L’établissement, un café-bar est fréquenté par des habitués. Chaque soir, ceux qui viennent ici savent qu’ils vont y retrouver leurs copains et passer quelques heures a refaire le monde.
Un soir d’été, sur la petite terrasse, un inconnu au groupe occupe une table. Sa mise est pauvre, il somnole, la tête posée sur son bras replié. Il est 20h. et le garçon s’inquiète parce que l’homme est là depuis le matin et ne comprend rien à ce qu’on lui demande. Quelques nouvelles tentatives de dialogue font découvrir que l’individu parle un dialecte espagnol. Un copain né au sud de l’Espagne est appelé à la rescousse.

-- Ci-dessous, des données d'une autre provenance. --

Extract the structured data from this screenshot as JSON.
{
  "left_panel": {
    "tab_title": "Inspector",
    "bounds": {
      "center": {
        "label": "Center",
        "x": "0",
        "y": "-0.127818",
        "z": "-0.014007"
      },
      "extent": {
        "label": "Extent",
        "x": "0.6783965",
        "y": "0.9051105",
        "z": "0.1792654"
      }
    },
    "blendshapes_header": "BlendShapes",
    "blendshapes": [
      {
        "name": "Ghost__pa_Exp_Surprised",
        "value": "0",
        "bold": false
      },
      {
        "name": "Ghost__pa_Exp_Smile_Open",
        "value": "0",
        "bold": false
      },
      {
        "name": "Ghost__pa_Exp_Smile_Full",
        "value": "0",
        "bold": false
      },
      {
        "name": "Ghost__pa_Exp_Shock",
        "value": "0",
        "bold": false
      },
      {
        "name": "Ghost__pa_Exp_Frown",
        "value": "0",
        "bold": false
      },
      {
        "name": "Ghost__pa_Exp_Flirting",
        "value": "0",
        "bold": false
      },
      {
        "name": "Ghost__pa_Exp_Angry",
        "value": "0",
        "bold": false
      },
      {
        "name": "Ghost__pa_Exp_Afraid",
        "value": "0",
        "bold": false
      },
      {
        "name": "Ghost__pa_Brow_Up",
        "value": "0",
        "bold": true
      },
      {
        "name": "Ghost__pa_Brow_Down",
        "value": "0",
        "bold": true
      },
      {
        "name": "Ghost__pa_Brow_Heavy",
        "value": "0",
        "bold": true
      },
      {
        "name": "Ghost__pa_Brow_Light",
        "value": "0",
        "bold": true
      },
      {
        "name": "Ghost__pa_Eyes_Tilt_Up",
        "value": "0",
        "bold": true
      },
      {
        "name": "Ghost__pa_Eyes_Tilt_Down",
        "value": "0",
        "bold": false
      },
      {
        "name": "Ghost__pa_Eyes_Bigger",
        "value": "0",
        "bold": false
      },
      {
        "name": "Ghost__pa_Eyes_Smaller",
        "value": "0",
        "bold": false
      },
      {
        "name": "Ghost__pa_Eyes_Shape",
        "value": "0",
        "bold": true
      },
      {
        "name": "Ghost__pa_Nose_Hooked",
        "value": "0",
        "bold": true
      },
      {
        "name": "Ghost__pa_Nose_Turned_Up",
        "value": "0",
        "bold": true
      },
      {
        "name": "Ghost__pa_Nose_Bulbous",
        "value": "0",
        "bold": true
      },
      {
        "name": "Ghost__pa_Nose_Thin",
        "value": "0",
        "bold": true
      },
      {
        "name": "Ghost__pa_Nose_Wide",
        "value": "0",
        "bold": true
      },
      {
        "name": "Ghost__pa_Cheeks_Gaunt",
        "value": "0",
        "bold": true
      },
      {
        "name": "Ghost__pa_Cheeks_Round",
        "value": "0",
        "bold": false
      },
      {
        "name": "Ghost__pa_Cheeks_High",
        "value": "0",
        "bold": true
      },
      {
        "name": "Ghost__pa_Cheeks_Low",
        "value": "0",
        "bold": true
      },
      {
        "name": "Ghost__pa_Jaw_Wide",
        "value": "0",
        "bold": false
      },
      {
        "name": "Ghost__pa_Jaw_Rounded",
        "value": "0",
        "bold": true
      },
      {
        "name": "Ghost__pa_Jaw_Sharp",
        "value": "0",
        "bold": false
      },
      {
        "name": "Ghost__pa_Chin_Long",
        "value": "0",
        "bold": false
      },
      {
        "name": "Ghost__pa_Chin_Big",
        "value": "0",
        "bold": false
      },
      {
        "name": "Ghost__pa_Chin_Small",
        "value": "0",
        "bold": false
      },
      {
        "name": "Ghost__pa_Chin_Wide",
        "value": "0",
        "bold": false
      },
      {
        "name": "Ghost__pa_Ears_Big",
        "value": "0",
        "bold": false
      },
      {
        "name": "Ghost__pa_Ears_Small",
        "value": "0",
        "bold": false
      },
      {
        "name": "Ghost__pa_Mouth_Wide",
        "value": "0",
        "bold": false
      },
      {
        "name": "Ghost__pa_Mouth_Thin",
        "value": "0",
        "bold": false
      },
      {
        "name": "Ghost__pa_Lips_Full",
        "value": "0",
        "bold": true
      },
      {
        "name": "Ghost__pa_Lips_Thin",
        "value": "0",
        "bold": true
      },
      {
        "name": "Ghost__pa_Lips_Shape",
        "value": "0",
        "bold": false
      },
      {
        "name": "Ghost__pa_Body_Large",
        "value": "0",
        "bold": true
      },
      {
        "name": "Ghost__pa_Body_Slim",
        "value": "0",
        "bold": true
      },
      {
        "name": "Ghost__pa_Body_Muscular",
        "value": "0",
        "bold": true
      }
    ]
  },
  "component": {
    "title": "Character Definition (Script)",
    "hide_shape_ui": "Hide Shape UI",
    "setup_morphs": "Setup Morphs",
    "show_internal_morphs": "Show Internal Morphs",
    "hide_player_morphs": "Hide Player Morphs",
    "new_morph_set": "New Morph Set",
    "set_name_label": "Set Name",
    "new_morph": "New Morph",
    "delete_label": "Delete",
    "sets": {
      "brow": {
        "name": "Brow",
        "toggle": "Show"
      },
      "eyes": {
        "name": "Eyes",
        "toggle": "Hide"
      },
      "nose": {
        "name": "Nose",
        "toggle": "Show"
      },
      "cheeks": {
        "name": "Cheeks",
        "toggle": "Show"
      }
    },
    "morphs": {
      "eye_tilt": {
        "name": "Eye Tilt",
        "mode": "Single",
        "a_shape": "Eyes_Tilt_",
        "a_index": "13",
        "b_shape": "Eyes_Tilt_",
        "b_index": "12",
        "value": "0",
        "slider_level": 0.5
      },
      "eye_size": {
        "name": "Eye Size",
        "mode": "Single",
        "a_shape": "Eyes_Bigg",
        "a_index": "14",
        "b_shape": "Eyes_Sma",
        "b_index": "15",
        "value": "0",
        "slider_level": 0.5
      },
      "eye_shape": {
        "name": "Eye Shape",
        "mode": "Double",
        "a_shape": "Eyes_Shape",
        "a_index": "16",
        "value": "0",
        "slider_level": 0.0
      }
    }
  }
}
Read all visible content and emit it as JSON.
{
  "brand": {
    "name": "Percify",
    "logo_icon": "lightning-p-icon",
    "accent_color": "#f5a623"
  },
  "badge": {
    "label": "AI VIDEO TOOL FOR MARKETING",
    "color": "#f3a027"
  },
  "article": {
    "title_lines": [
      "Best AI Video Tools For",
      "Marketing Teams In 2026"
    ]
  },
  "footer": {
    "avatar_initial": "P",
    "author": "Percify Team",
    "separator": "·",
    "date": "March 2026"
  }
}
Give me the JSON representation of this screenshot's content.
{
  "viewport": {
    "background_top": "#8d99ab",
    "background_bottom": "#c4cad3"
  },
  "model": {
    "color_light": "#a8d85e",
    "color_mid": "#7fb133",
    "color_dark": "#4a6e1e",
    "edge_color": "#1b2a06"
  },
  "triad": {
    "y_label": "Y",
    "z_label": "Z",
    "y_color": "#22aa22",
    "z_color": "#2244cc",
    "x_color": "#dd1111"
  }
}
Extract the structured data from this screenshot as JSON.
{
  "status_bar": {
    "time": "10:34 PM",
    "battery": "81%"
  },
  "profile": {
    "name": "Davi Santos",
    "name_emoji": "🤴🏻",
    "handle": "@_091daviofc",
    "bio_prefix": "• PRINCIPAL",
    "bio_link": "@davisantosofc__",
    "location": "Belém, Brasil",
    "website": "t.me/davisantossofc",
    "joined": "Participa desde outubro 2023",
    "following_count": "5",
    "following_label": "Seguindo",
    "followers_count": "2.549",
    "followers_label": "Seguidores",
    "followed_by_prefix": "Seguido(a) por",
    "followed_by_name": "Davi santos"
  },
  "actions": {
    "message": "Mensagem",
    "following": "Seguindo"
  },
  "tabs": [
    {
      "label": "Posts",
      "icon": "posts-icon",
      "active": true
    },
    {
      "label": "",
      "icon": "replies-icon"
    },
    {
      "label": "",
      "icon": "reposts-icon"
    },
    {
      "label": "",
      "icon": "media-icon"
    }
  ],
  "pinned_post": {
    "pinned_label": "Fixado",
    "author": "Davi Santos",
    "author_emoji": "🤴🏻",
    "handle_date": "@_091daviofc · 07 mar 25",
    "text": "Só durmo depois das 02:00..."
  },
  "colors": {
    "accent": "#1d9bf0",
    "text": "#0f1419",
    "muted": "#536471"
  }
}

On apprend alors que le frère de l’homme, travaillant sur un chantier de la région à été victime d’un accident. Selon le télégramme envoyé à sa famille, il serait dans un état grave à l’hôpital. Mais, quel hôpital? L’établissement cantonal n’avait pas le nom de ce patient sur ses registres.
Désarmé, sans argent, Pablo ne sait que faire ni où aller. Alors, avec les pièces restantes, il s’est offert quelques bières et attend, là, sur la terrasse un signe du destin. Spontanément, les amis présents se mobilise pour téléphoner dans les hôpitaux, et cotisent même pour offrir une nuit d’hôtel au pauvre Pablo. Ils l’entoure et tentent d’en apprendre plus.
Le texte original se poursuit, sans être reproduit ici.